Tim Ashley 

Don Giovanni

London Coliseum
  
  


The Spanish director Calixto Bieito, who outraged some critics at last year's Edinburgh festival with his production of Barbaric Comedies, first came to prominence in the UK with a staging of Calderon's Life Is a Dream. His English National Opera version of Don Giovanni in effect asserts the opposite - that life is a tawdry, repellent hallucination riddled with existential futility.

Mozart's drama about mankind's rejection of God in a quest for the outer limits of human experience has been relocated in a nihilistic urban present. We witness a group of yobs on an evening's rampage in an arc-lit city, supposedly Barcelona, though it could be London, Berlin or LA. They snort coke, get drunk, urinate against lampposts and have sex in cars. As the night wears on, they get increasingly violent, their escapades culminating in an orgy of blood lust.

None of this has anything to do with Mozart. In fact, the production's basic premise permits Bieito to duck every issue the opera raises. If the characters are drugged up to their eyeballs throughout, language is reduced to narcotic-induced babbling. Therefore, motivation becomes pointless, psychology is rendered redundant, and stage action can be divorced from text and score.

What we're left with is a stream of imagery accompanied by Mozart, rather than an attempt at an interpretation of Mozart. Bieito's approach also allows him to junk the work's metaphysics and rewrite its narrative. Don Giovanni does not murder the Commendatore in the opening scene, but wounds him, allowing him to turn up later with Reservoir Dogs-style blood slick. Far from dragging Giovanni to damnation, the Commendatore is finally despatched with a carving knife. Giovanni's demise comes later: in the final sextet, he's tied up and stabbed by the rest of the cast.

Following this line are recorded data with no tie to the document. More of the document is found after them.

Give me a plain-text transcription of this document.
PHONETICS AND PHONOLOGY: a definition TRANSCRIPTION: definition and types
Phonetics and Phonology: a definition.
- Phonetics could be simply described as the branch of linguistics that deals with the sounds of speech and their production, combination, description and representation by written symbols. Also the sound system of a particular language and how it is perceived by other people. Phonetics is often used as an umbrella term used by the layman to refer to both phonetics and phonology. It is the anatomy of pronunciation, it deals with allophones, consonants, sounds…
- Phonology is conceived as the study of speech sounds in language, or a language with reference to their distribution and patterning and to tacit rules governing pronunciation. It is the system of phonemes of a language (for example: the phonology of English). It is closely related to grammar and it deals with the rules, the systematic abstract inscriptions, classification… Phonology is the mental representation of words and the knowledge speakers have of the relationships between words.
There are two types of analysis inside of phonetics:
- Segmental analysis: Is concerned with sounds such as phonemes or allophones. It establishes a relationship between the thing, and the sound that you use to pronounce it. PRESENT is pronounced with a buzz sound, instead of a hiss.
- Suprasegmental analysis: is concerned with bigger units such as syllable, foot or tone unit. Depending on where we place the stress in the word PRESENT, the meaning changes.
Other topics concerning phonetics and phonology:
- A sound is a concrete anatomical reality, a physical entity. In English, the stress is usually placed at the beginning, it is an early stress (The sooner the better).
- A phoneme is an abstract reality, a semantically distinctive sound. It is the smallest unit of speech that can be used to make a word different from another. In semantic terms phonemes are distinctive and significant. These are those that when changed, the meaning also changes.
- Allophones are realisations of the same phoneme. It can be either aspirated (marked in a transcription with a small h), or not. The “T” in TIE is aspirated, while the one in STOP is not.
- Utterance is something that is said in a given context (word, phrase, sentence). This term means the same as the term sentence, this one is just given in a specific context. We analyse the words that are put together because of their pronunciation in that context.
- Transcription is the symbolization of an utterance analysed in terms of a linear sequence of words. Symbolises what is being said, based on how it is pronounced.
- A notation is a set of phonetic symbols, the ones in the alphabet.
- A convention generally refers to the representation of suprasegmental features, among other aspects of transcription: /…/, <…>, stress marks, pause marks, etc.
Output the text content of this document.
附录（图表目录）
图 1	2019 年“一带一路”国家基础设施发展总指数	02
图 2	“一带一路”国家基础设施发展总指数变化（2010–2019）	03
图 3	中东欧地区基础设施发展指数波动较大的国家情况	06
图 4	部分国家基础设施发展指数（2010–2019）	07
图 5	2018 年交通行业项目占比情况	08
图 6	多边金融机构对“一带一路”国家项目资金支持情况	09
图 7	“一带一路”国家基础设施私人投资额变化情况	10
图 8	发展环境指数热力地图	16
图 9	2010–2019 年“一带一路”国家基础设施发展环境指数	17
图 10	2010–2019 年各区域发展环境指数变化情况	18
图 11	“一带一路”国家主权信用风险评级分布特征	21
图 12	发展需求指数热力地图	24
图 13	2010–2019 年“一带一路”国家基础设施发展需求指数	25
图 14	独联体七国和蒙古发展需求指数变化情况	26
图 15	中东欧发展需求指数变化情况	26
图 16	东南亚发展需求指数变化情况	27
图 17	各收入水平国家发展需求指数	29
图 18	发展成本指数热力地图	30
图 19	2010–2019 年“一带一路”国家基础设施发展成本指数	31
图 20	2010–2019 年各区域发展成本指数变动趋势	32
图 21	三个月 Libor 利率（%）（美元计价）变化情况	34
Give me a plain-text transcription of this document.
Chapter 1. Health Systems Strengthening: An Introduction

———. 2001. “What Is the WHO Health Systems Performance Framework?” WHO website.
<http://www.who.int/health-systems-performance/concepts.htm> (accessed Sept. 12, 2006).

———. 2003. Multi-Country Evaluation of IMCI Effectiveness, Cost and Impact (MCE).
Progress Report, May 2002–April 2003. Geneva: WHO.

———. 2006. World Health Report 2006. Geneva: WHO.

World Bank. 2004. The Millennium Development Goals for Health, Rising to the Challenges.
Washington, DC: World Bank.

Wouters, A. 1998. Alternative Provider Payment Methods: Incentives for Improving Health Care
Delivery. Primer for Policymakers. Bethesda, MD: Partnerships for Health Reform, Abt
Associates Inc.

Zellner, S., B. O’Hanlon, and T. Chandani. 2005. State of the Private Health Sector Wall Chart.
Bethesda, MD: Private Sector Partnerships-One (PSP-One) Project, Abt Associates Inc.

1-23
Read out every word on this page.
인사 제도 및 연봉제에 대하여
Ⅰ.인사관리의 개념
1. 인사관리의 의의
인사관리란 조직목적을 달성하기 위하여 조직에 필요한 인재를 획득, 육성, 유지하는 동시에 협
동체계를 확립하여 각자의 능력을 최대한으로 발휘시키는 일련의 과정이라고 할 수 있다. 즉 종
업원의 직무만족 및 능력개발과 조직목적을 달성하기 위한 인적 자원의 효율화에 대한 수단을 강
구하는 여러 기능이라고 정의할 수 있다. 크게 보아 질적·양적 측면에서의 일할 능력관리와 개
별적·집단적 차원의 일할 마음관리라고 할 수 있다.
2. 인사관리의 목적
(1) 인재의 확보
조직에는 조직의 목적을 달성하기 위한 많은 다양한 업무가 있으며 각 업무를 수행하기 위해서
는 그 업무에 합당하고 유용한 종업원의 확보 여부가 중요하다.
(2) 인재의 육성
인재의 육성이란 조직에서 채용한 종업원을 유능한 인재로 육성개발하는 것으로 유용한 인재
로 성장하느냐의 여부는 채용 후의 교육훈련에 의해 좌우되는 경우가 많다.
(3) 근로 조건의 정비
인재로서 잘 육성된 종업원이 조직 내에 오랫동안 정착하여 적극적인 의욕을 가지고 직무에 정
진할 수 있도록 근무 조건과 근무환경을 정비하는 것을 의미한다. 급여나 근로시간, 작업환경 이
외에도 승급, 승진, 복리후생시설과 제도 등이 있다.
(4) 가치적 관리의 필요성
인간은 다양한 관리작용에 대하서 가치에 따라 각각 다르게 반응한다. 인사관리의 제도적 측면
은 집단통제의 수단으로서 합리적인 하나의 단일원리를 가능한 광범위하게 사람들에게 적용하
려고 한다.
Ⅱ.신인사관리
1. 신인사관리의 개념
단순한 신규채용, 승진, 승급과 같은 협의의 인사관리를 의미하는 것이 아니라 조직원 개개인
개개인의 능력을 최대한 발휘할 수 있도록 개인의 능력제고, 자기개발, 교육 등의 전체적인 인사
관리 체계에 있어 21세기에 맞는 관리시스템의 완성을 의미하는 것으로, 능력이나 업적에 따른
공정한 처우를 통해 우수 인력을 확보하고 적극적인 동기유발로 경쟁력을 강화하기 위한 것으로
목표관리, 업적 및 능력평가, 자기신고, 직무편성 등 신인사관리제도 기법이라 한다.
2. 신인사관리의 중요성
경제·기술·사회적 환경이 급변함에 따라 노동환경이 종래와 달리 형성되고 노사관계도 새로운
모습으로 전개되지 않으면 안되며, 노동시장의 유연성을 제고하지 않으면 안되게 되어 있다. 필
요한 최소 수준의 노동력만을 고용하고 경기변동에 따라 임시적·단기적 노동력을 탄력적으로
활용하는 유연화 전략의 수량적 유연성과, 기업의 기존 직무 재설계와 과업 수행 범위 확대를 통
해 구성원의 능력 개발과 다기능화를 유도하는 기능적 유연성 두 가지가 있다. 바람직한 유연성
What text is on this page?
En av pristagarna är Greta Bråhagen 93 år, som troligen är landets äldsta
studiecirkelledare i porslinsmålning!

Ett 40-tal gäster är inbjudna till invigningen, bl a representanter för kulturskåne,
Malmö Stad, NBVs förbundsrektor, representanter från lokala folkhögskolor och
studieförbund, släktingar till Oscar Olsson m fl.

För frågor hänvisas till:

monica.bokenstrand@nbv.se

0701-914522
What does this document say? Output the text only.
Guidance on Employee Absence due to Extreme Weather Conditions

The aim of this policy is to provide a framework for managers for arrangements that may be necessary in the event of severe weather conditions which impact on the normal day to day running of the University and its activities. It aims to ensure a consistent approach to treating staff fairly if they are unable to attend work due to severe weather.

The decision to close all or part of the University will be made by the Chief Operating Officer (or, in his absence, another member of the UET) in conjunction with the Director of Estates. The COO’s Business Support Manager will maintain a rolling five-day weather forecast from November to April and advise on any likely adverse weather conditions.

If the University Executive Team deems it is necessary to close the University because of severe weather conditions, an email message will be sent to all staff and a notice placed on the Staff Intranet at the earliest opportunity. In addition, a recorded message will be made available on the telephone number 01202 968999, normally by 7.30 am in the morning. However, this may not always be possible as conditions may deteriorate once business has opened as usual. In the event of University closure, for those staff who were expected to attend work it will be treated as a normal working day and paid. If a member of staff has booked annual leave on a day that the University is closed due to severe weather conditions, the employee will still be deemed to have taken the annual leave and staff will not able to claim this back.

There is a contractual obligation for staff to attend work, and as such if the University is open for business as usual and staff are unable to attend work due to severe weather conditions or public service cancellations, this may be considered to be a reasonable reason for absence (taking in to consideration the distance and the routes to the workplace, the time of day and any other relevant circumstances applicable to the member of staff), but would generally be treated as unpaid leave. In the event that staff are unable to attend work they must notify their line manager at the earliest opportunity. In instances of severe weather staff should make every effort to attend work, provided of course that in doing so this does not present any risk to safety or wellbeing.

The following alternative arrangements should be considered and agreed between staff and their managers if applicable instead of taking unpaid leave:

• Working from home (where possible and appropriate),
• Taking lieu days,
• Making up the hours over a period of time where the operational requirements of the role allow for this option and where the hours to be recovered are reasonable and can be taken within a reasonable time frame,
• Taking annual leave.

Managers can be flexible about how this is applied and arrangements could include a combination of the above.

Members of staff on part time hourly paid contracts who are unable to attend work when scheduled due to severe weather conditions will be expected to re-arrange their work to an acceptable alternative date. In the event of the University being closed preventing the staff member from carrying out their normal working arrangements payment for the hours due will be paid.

All this is done with a vertiginous physicality on the part of the cast, though the effect on the score is detrimental. Bieito and his conductor Joseph Swensen opt for the tauter Prague version of the piece, which they shorten considerably by cutting great swathes through the recitatives. Swensen careers through it with a bullish energy, and much of the singing is at unsubtle, full throttle.

The best performances come from Claire Rutter - deranged, intense and vocally accurate as Anna - and the Canadian bass Nathan Berg as Leporello. Berg is marginally more charismatic than his Don, Garry Magee, whose sexiness doesn't radiate here as it has elsewhere. Paul Nilon is an unusually tough Ottavio, and Phillip Ens a very scary Commendatore. When it was over, pandemonium broke out, as the audience bayed for Bieito's blood.